The Chinese Emperor’s Train in Suffolk? Yes, Sebald was pulling our leg
Posted: May 1st, 2014 | 1 Comment »Back in July 2011 I blogged about the writer WG Sebald, who in his masterpiece of travel writing The Rings of Saturn tells of a train, once belonging to the Guangxu emperor, that had been brought home and ran on a small line in Suffolk – the full story from Sebald here and some film of the old train concerned here. Well, apparently it’s a bogus tale. A regular China Rhymer contacted me to inform that Ransome and Rapiers, the manufacturers of the train, never exported any trains to China and that they never made any trains that would fit Chinese rail gauges – so that’s that lovely tale blown out of the water. Ho hum….
But here anyway is an undated picture of the Chinese Imperial train all decked out and running on the small line that followed the Tartar Wall around Peking (which I’ve blogged about here, way back in 2008)
Paul
Before you drop yourself into more hot water with untrue Chinese myths about an Emperor’s train ending up in Suffolk, England………….

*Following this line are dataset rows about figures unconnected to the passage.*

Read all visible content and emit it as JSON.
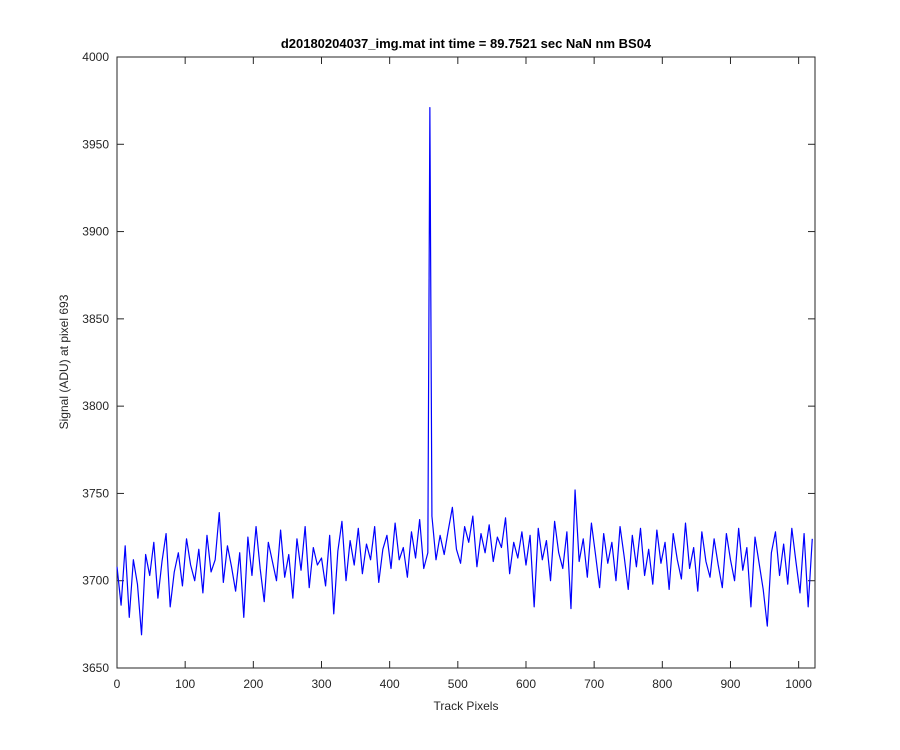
{
  "chart_data": {
    "type": "line",
    "title": "d20180204037_img.mat int time = 89.7521 sec  NaN nm BS04",
    "x_label": "Track Pixels",
    "y_label": "Signal (ADU) at pixel 693",
    "x": [
      0,
      6,
      12,
      18,
      24,
      30,
      36,
      42,
      48,
      54,
      60,
      66,
      72,
      78,
      84,
      90,
      96,
      102,
      108,
      114,
      120,
      126,
      132,
      138,
      144,
      150,
      156,
      162,
      168,
      174,
      180,
      186,
      192,
      198,
      204,
      210,
      216,
      222,
      228,
      234,
      240,
      246,
      252,
      258,
      264,
      270,
      276,
      282,
      288,
      294,
      300,
      306,
      312,
      318,
      324,
      330,
      336,
      342,
      348,
      354,
      360,
      366,
      372,
      378,
      384,
      390,
      396,
      402,
      408,
      414,
      420,
      426,
      432,
      438,
      444,
      450,
      456,
      459,
      462,
      468,
      474,
      480,
      486,
      492,
      498,
      504,
      510,
      516,
      522,
      528,
      534,
      540,
      546,
      552,
      558,
      564,
      570,
      576,
      582,
      588,
      594,
      600,
      606,
      612,
      618,
      624,
      630,
      636,
      642,
      648,
      654,
      660,
      666,
      672,
      678,
      684,
      690,
      696,
      702,
      708,
      714,
      720,
      726,
      732,
      738,
      744,
      750,
      756,
      762,
      768,
      774,
      780,
      786,
      792,
      798,
      804,
      810,
      816,
      822,
      828,
      834,
      840,
      846,
      852,
      858,
      864,
      870,
      876,
      882,
      888,
      894,
      900,
      906,
      912,
      918,
      924,
      930,
      936,
      942,
      948,
      954,
      960,
      966,
      972,
      978,
      984,
      990,
      996,
      1002,
      1008,
      1014,
      1020
    ],
    "series": [
      {
        "color": "#0000ff",
        "values": [
          3708,
          3686,
          3720,
          3679,
          3712,
          3698,
          3669,
          3715,
          3703,
          3722,
          3690,
          3711,
          3727,
          3685,
          3705,
          3716,
          3697,
          3724,
          3709,
          3700,
          3718,
          3693,
          3726,
          3705,
          3712,
          3739,
          3699,
          3720,
          3708,
          3694,
          3716,
          3679,
          3725,
          3703,
          3731,
          3707,
          3688,
          3722,
          3711,
          3700,
          3729,
          3702,
          3715,
          3690,
          3724,
          3706,
          3731,
          3696,
          3719,
          3709,
          3713,
          3697,
          3726,
          3681,
          3717,
          3734,
          3700,
          3723,
          3709,
          3730,
          3704,
          3721,
          3712,
          3731,
          3699,
          3718,
          3726,
          3707,
          3733,
          3712,
          3719,
          3702,
          3728,
          3713,
          3735,
          3707,
          3716,
          3971,
          3737,
          3712,
          3726,
          3715,
          3729,
          3742,
          3718,
          3710,
          3731,
          3722,
          3737,
          3708,
          3727,
          3716,
          3732,
          3711,
          3725,
          3719,
          3736,
          3704,
          3722,
          3713,
          3728,
          3709,
          3726,
          3685,
          3730,
          3712,
          3723,
          3700,
          3734,
          3716,
          3707,
          3728,
          3684,
          3752,
          3711,
          3724,
          3702,
          3733,
          3715,
          3696,
          3727,
          3710,
          3722,
          3700,
          3731,
          3714,
          3695,
          3726,
          3708,
          3730,
          3703,
          3718,
          3698,
          3729,
          3710,
          3722,
          3695,
          3727,
          3712,
          3701,
          3733,
          3707,
          3719,
          3694,
          3728,
          3711,
          3702,
          3724,
          3709,
          3696,
          3727,
          3712,
          3700,
          3730,
          3706,
          3719,
          3685,
          3725,
          3710,
          3695,
          3674,
          3716,
          3728,
          3703,
          3721,
          3698,
          3730,
          3711,
          3693,
          3727,
          3685,
          3724
        ]
      }
    ],
    "xlim": [
      0,
      1024
    ],
    "ylim": [
      3650,
      4000
    ],
    "xticks": [
      0,
      100,
      200,
      300,
      400,
      500,
      600,
      700,
      800,
      900,
      1000
    ],
    "yticks": [
      3650,
      3700,
      3750,
      3800,
      3850,
      3900,
      3950,
      4000
    ],
    "grid": false
  }
}
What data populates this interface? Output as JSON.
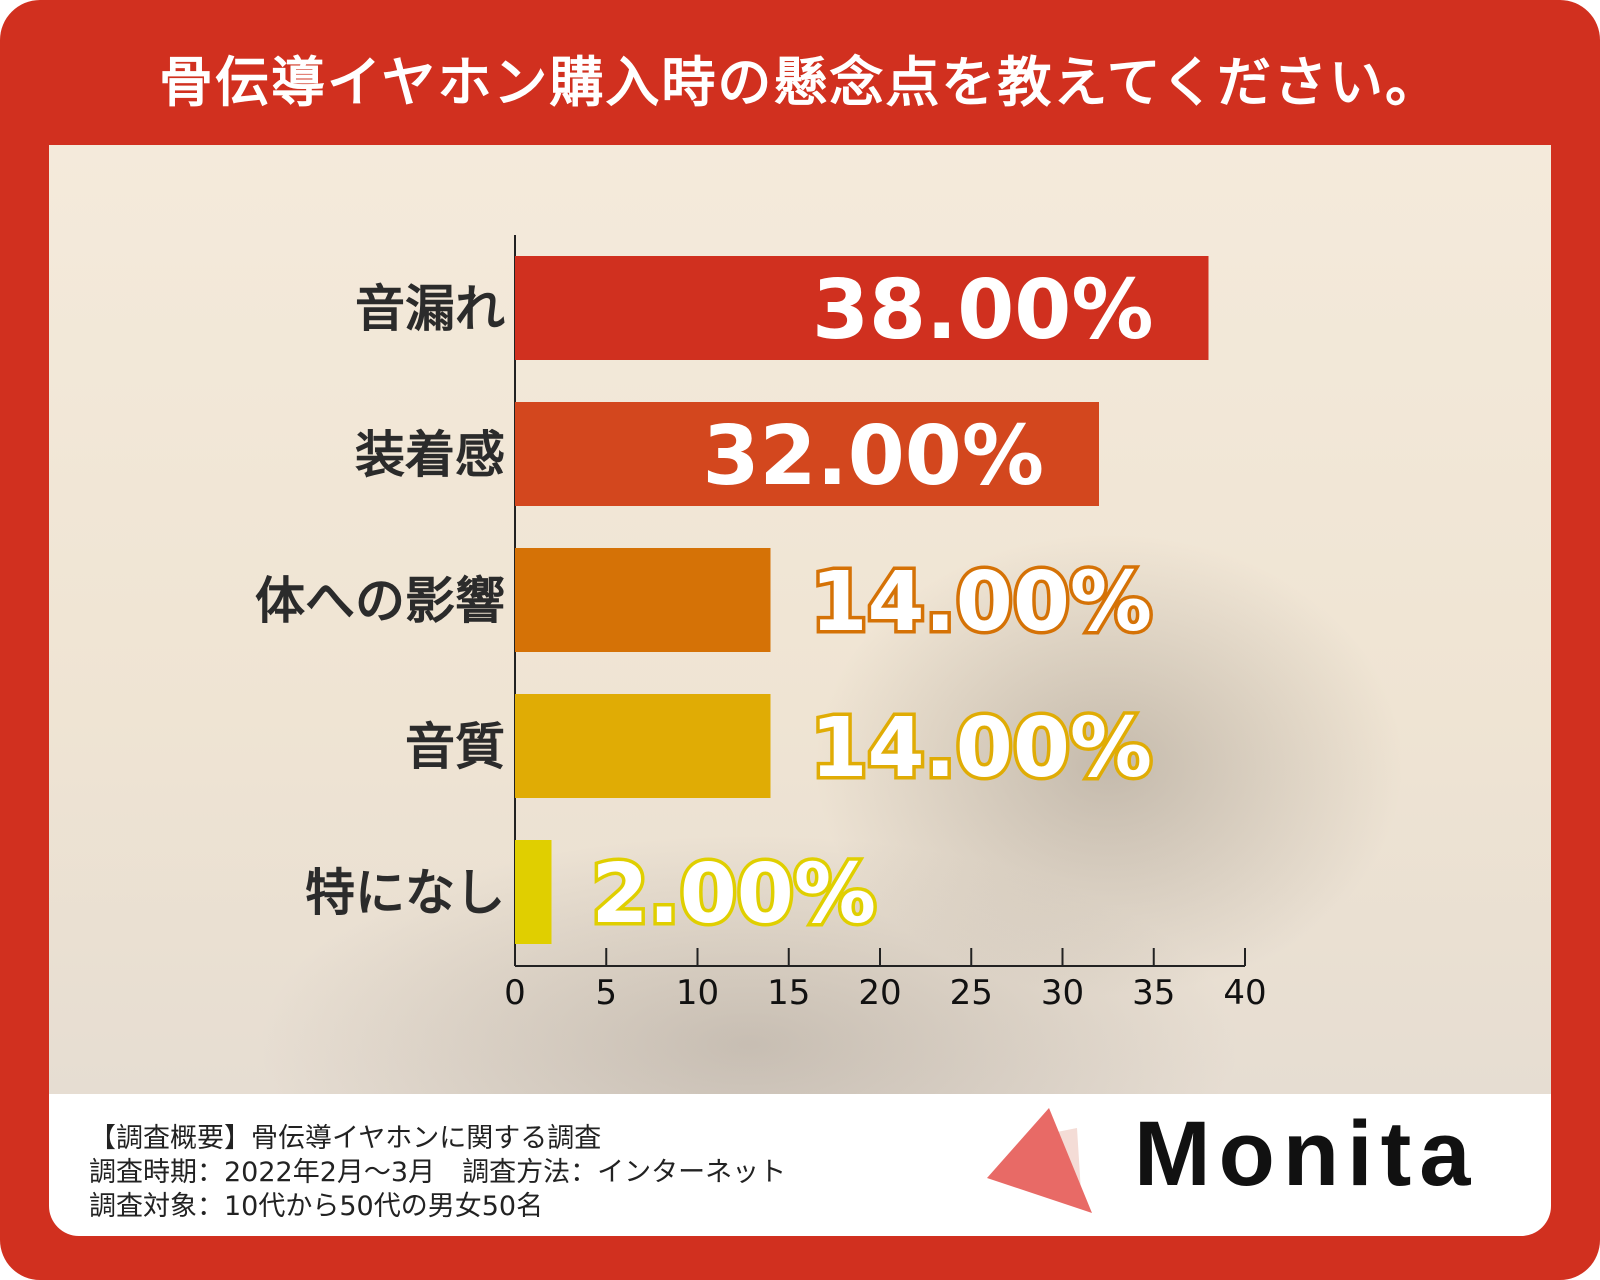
{
  "title": "骨伝導イヤホン購入時の懸念点を教えてください。",
  "chart_data": {
    "type": "bar",
    "orientation": "horizontal",
    "title": "骨伝導イヤホン購入時の懸念点を教えてください。",
    "categories": [
      "音漏れ",
      "装着感",
      "体への影響",
      "音質",
      "特になし"
    ],
    "values": [
      38,
      32,
      14,
      14,
      2
    ],
    "value_labels": [
      "38.00%",
      "32.00%",
      "14.00%",
      "14.00%",
      "2.00%"
    ],
    "colors": [
      "#d0301f",
      "#d3471e",
      "#d57206",
      "#e0ac05",
      "#e0cf00"
    ],
    "xlim": [
      0,
      40
    ],
    "xticks": [
      "0",
      "5",
      "10",
      "15",
      "20",
      "25",
      "30",
      "35",
      "40"
    ],
    "xlabel": "",
    "ylabel": "",
    "grid": false
  },
  "footer": {
    "lines": [
      "【調査概要】骨伝導イヤホンに関する調査",
      "調査時期：2022年2月〜3月　調査方法：インターネット",
      "調査対象：10代から50代の男女50名"
    ],
    "logo": "Monita"
  }
}
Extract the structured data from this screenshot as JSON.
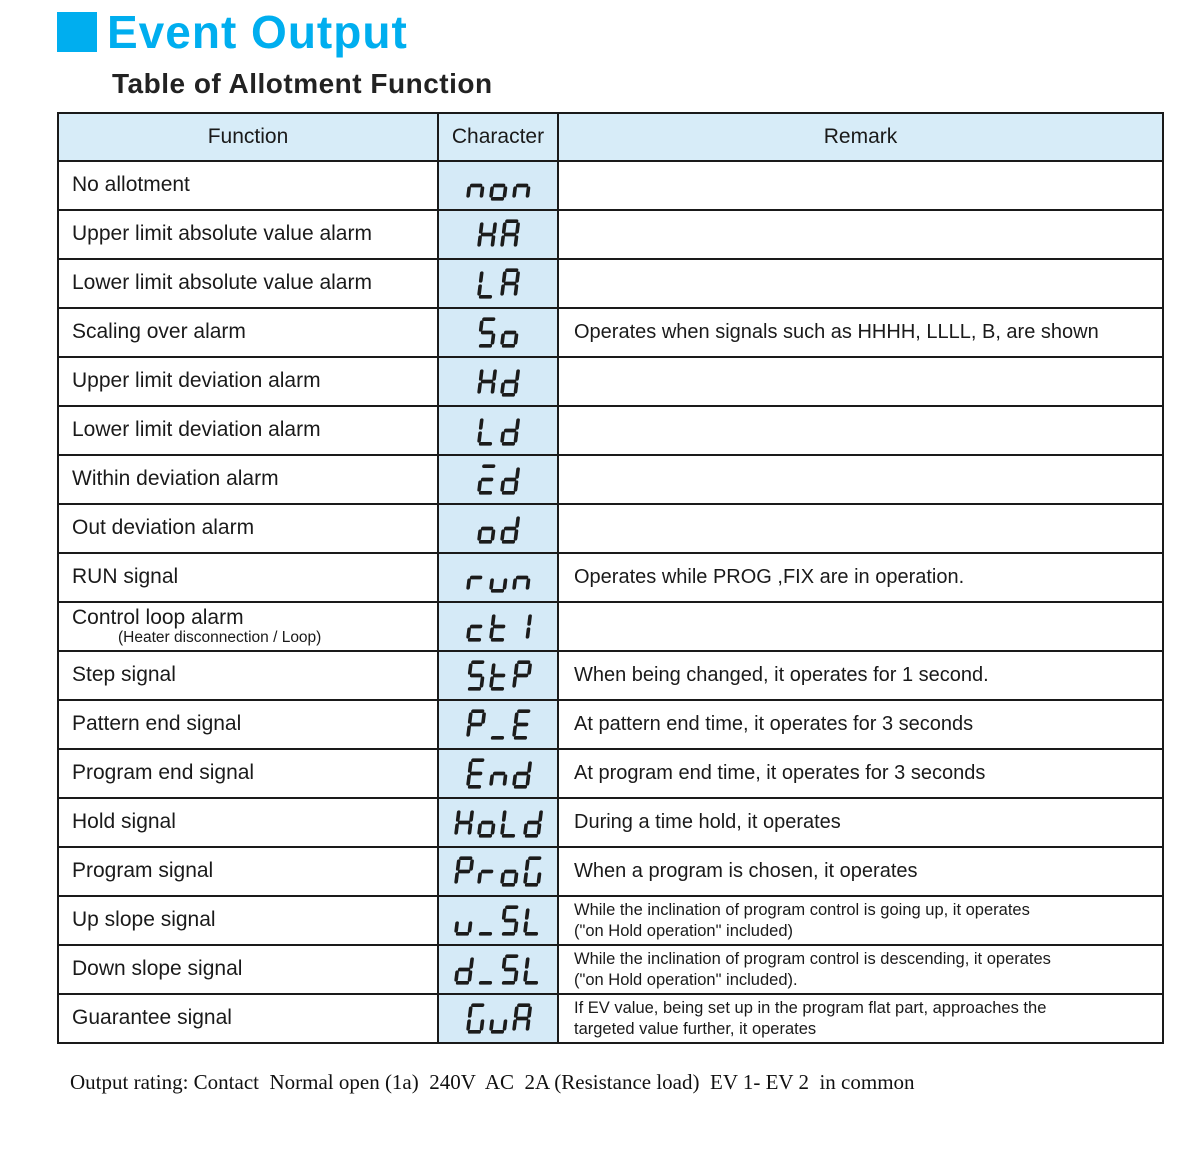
{
  "title": "Event Output",
  "subtitle": "Table of Allotment Function",
  "colors": {
    "accent": "#00aeef",
    "header_bg": "#d7ecf8",
    "char_bg": "#d5eaf7",
    "segment": "#1b1b1b"
  },
  "table": {
    "columns": [
      "Function",
      "Character",
      "Remark"
    ],
    "rows": [
      {
        "function": "No allotment",
        "character": "non",
        "segments": [
          "n",
          "o",
          "n"
        ],
        "remark_lines": []
      },
      {
        "function": "Upper limit absolute value alarm",
        "character": "HA",
        "segments": [
          "H",
          "A"
        ],
        "remark_lines": []
      },
      {
        "function": "Lower limit absolute value alarm",
        "character": "LA",
        "segments": [
          "L",
          "A"
        ],
        "remark_lines": []
      },
      {
        "function": "Scaling over alarm",
        "character": "So",
        "segments": [
          "S",
          "o"
        ],
        "remark_lines": [
          "Operates when signals such as HHHH, LLLL, B, are shown"
        ]
      },
      {
        "function": "Upper limit deviation alarm",
        "character": "Hd",
        "segments": [
          "H",
          "d"
        ],
        "remark_lines": []
      },
      {
        "function": "Lower limit deviation alarm",
        "character": "Ld",
        "segments": [
          "L",
          "d"
        ],
        "remark_lines": []
      },
      {
        "function": "Within deviation alarm",
        "character": "Cd",
        "segments": [
          "C",
          "d"
        ],
        "remark_lines": []
      },
      {
        "function": "Out deviation alarm",
        "character": "od",
        "segments": [
          "o",
          "d"
        ],
        "remark_lines": []
      },
      {
        "function": "RUN signal",
        "character": "run",
        "segments": [
          "r",
          "u",
          "n"
        ],
        "remark_lines": [
          "Operates while PROG ,FIX are in operation."
        ]
      },
      {
        "function": "Control loop alarm",
        "function_sub": "(Heater disconnection / Loop)",
        "character": "ct1",
        "segments": [
          "c",
          "t",
          "1"
        ],
        "remark_lines": []
      },
      {
        "function": "Step signal",
        "character": "StP",
        "segments": [
          "S",
          "t",
          "P"
        ],
        "remark_lines": [
          "When being changed, it operates for 1 second."
        ]
      },
      {
        "function": "Pattern end signal",
        "character": "P_E",
        "segments": [
          "P",
          "_",
          "E"
        ],
        "remark_lines": [
          "At pattern end time, it operates for 3 seconds"
        ]
      },
      {
        "function": "Program end signal",
        "character": "End",
        "segments": [
          "E",
          "n",
          "d"
        ],
        "remark_lines": [
          "At program end time, it operates for 3 seconds"
        ]
      },
      {
        "function": "Hold signal",
        "character": "HoLd",
        "segments": [
          "H",
          "o",
          "L",
          "d"
        ],
        "remark_lines": [
          "During a time hold, it operates"
        ]
      },
      {
        "function": "Program signal",
        "character": "ProG",
        "segments": [
          "P",
          "r",
          "o",
          "G"
        ],
        "remark_lines": [
          "When a program is chosen, it operates"
        ]
      },
      {
        "function": "Up slope signal",
        "character": "u_SL",
        "segments": [
          "u",
          "_",
          "S",
          "L"
        ],
        "remark_lines": [
          "While the inclination of program control is going up, it operates",
          "(\"on Hold operation\" included)"
        ]
      },
      {
        "function": "Down slope signal",
        "character": "d_SL",
        "segments": [
          "d",
          "_",
          "S",
          "L"
        ],
        "remark_lines": [
          "While the inclination of program control is descending, it operates",
          "(\"on Hold operation\" included)."
        ]
      },
      {
        "function": "Guarantee signal",
        "character": "GuA",
        "segments": [
          "G",
          "u",
          "A"
        ],
        "remark_lines": [
          "If  EV value, being set up in the program flat part, approaches the",
          "targeted value further, it operates"
        ]
      }
    ]
  },
  "footer": "Output rating: Contact  Normal open (1a)  240V  AC  2A (Resistance load)  EV 1- EV 2  in common"
}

You should perhaps borrow (or perhaps buy ?) a copy of my recent publication “Imperial Railways of North China” available in snooty Chinese bookshops. It explains much about the locomotive depicted on the colour-tinted postcard you have just added to your web site. It had little connection with the Peking Round-City which didn’t open until 1915.
The “station” building you identify as Hatamen station was in fact only a signal box. The Hatamen gate lay approximately half way between the railway terminus at Cheng Yang Men ( Zhengyangmen) and Tung Pien Men ( Dongbianmen) station. Sorry to destroy another Chinese railway myth.